Perhaps they should require shared garages. Especially with the days of flexible working – there are so many garages sitting at less than half occupancy. But they still are taking up valuable land that increases distances between buildings, adds millions to development costs, and increases the amount of roads to maintain access to these garages.
This would be a great place for a last mile automated people mover feeding SSF Caltrain station and potentially also the BART station.
I worked in that area for years. From my home in SF to my office was eleven miles. I could drive in twenty minutes; public transit door-to-door is over ninety minutes (I had to do it once or twice.)
What we need is more robust public transportation systems, otherwise we need the parking garages. That whole area is becoming over-built.

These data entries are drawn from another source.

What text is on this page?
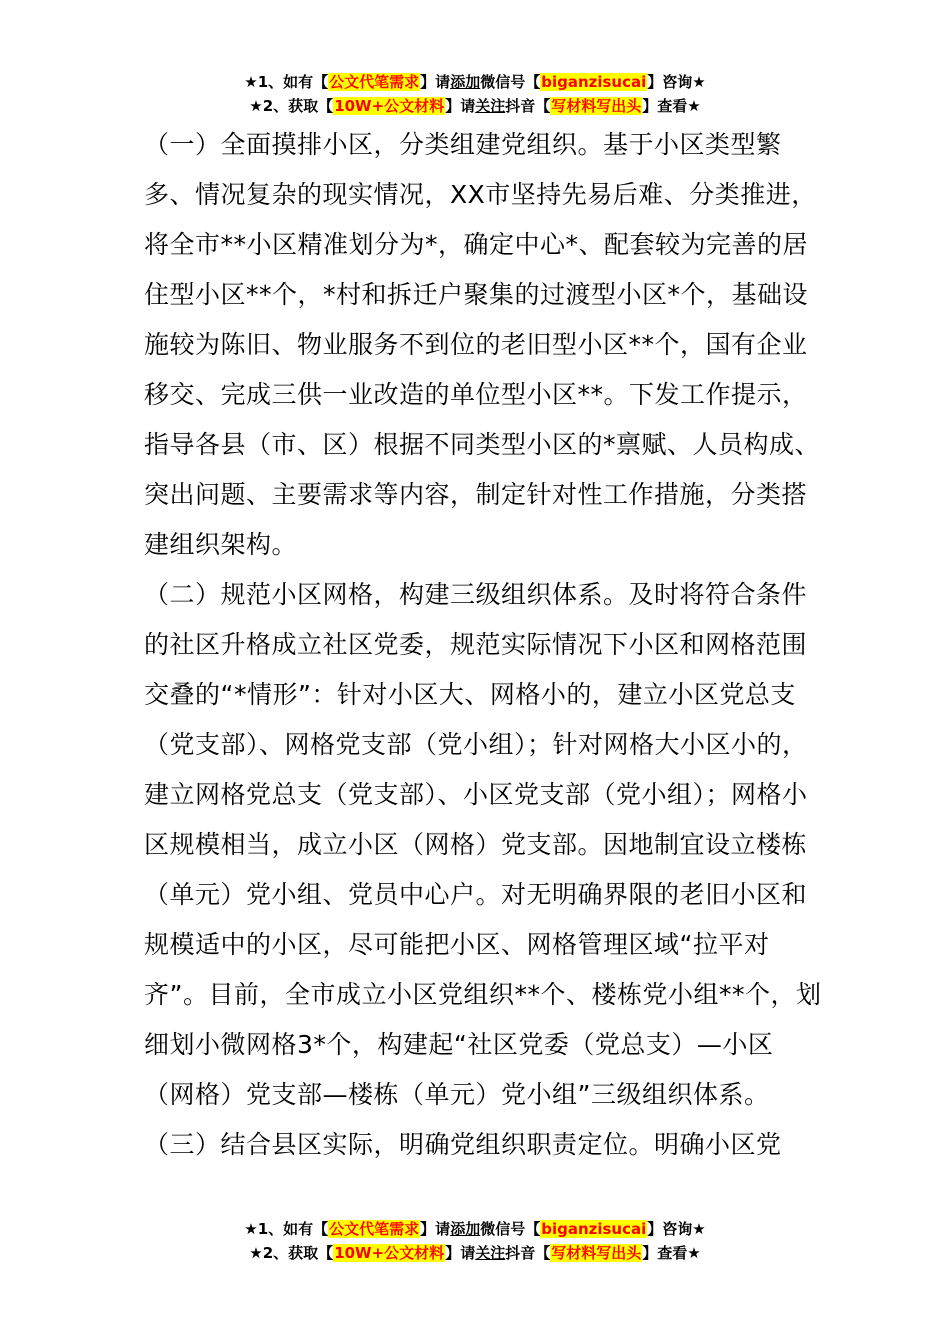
★1、如有【公文代笔需求】请添加微信号【biganzisucai】咨询★
★2、获取【10W+公文材料】请关注抖音【写材料写出头】查看★

（一）全面摸排小区，分类组建党组织。基于小区类型繁多、情况复杂的现实情况，XX市坚持先易后难、分类推进，将全市**小区精准划分为*，确定中心*、配套较为完善的居住型小区**个，*村和拆迁户聚集的过渡型小区*个，基础设施较为陈旧、物业服务不到位的老旧型小区**个，国有企业移交、完成三供一业改造的单位型小区**。下发工作提示，指导各县（市、区）根据不同类型小区的*禀赋、人员构成、突出问题、主要需求等内容，制定针对性工作措施，分类搭建组织架构。

（二）规范小区网格，构建三级组织体系。及时将符合条件的社区升格成立社区党委，规范实际情况下小区和网格范围交叠的“*情形”：针对小区大、网格小的，建立小区党总支（党支部）、网格党支部（党小组）；针对网格大小区小的，建立网格党总支（党支部）、小区党支部（党小组）；网格小区规模相当，成立小区（网格）党支部。因地制宜设立楼栋（单元）党小组、党员中心户。对无明确界限的老旧小区和规模适中的小区，尽可能把小区、网格管理区域“拉平对齐”。目前，全市成立小区党组织**个、楼栋党小组**个，划细划小微网格3*个，构建起“社区党委（党总支）—小区（网格）党支部—楼栋（单元）党小组”三级组织体系。

（三）结合县区实际，明确党组织职责定位。明确小区党

★1、如有【公文代笔需求】请添加微信号【biganzisucai】咨询★
★2、获取【10W+公文材料】请关注抖音【写材料写出头】查看★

Exactly – no transportation plan. South San Francisco can follow SF and require all new developments to pay a transportation fee and have a maximum parking limit so developments aren’t 50% parking garages and they can start to plan things like a Caltrain spur, bus shuttles or even light rail that runs downtown and can spur future development. Half the new apartment buildings downtown SSF are just parking garages too. Look at the Roche headquarters in Basel to understand what a true modern urban office park can look and feel.
SSF from old ugly warehouse to cutting edge biotech. I’m nostalgic for the warehouse inventory that is being lost there. Don’t know how you can duplicate that location for airport perimeter. But there is too much money bankrolling biotech.
City of SSF always has the high parking requirement because suburbia, got to pick your battles.
A parking tax or congestion fee, or at least parking reform as suggested by others above, would help reduce the massive over reliance on automobiles in SSF’s office parks.